A chronological list of his achievements would exceed the permissible word count. His first paper was published in 1962 and many more followed. His pioneering work in haemodynamic monitoring and physiology began in the 1960s with seminal work on electrocardiography, Doppler ultrasound (both suprasternal and oesophageal) and pulmonary artery catheters, followed by later studies with gastric tonometry, lithium dilution measurement of cardiac output and central venous oxygen saturation. He strongly promoted their incorporation into routine clinical practice, arguing cogently that guided physiological manipulation had to be superior to arbitrary and often misplaced decision-making. He often utilized such techniques to experiment on a wide range of then-novel pharmacological compounds including glyceryl trinitrate, dopexamine, new hydroxyethyl starches, pentoxifylline, esmolol and carvedilol, and the first use in human septic shock of nitric oxide synthase inhibitors. His later research career championed the concept of perioperative circulatory optimization initially proposed by Shoemaker to improve outcomes in high-risk surgical patients. Having confirmed the benefits in a landmark study published in JAMA in 1993, and reinforced by subsequent studies, David became an impassioned advocate, travelling the globe to promulgate and proselytize. More than anyone, he put this concept on the map. A recent endorsement by NICE (the National Institute for Health and Clinical Excellence) gave him enormous satisfaction.
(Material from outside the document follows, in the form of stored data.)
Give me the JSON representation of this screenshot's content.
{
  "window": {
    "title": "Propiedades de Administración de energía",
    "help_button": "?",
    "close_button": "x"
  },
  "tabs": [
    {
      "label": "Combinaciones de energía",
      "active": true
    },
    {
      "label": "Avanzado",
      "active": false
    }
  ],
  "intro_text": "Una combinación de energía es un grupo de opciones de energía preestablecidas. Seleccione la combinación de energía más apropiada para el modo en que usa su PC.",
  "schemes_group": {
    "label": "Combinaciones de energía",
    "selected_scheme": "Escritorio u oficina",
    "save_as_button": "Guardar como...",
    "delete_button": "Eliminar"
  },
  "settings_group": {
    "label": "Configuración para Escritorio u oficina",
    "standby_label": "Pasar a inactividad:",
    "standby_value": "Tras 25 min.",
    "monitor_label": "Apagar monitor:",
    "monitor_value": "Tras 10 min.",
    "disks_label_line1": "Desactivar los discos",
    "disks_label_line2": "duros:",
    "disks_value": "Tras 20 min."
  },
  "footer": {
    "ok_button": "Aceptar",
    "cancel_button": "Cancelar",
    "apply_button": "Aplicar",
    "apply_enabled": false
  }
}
He was also a superb teacher, nurturing successive generations of intensivists who went on to develop successful research, clinical and leadership careers in their own right, yet who all acknowledge an immense debt of gratitude to their motivational guru. He organized events ranging from a European Intensive Care Congress to a decade of highly successful annual summer schools in Brijuni (Croatia). He held important roles within the European Society and in senior editorial positions for a variety of critical care journals, including Intensive Care Medicine. The UK Intensive Care Society and the European Society of Intensive Care Medicine both acknowledged his major contribution to the specialty through the award of Honorary Fellowships. Even well past formal retirement, he continued to teach and mentor. He was particularly touched by a heartfelt ‘Get Well Soon’ card delivered to his hospital bed by his current group of medical students.

He loved music (perhaps just as well, being married to a concert pianist), the Lake District, and the Apple Macintosh computer from its infancy. He leaves a wife (Kathron), daughter (Gabby), two grandchildren, two adoring dachshunds, and many other broken hearts.

David Bennett (Fig. 1). Emeritus Professor of Intensive Care Medicine at St George’s Hospital, London and Visiting Professor at Guy’s and St Thomas’ Hospitals. Born 19 August 1938, died 21 February 2012.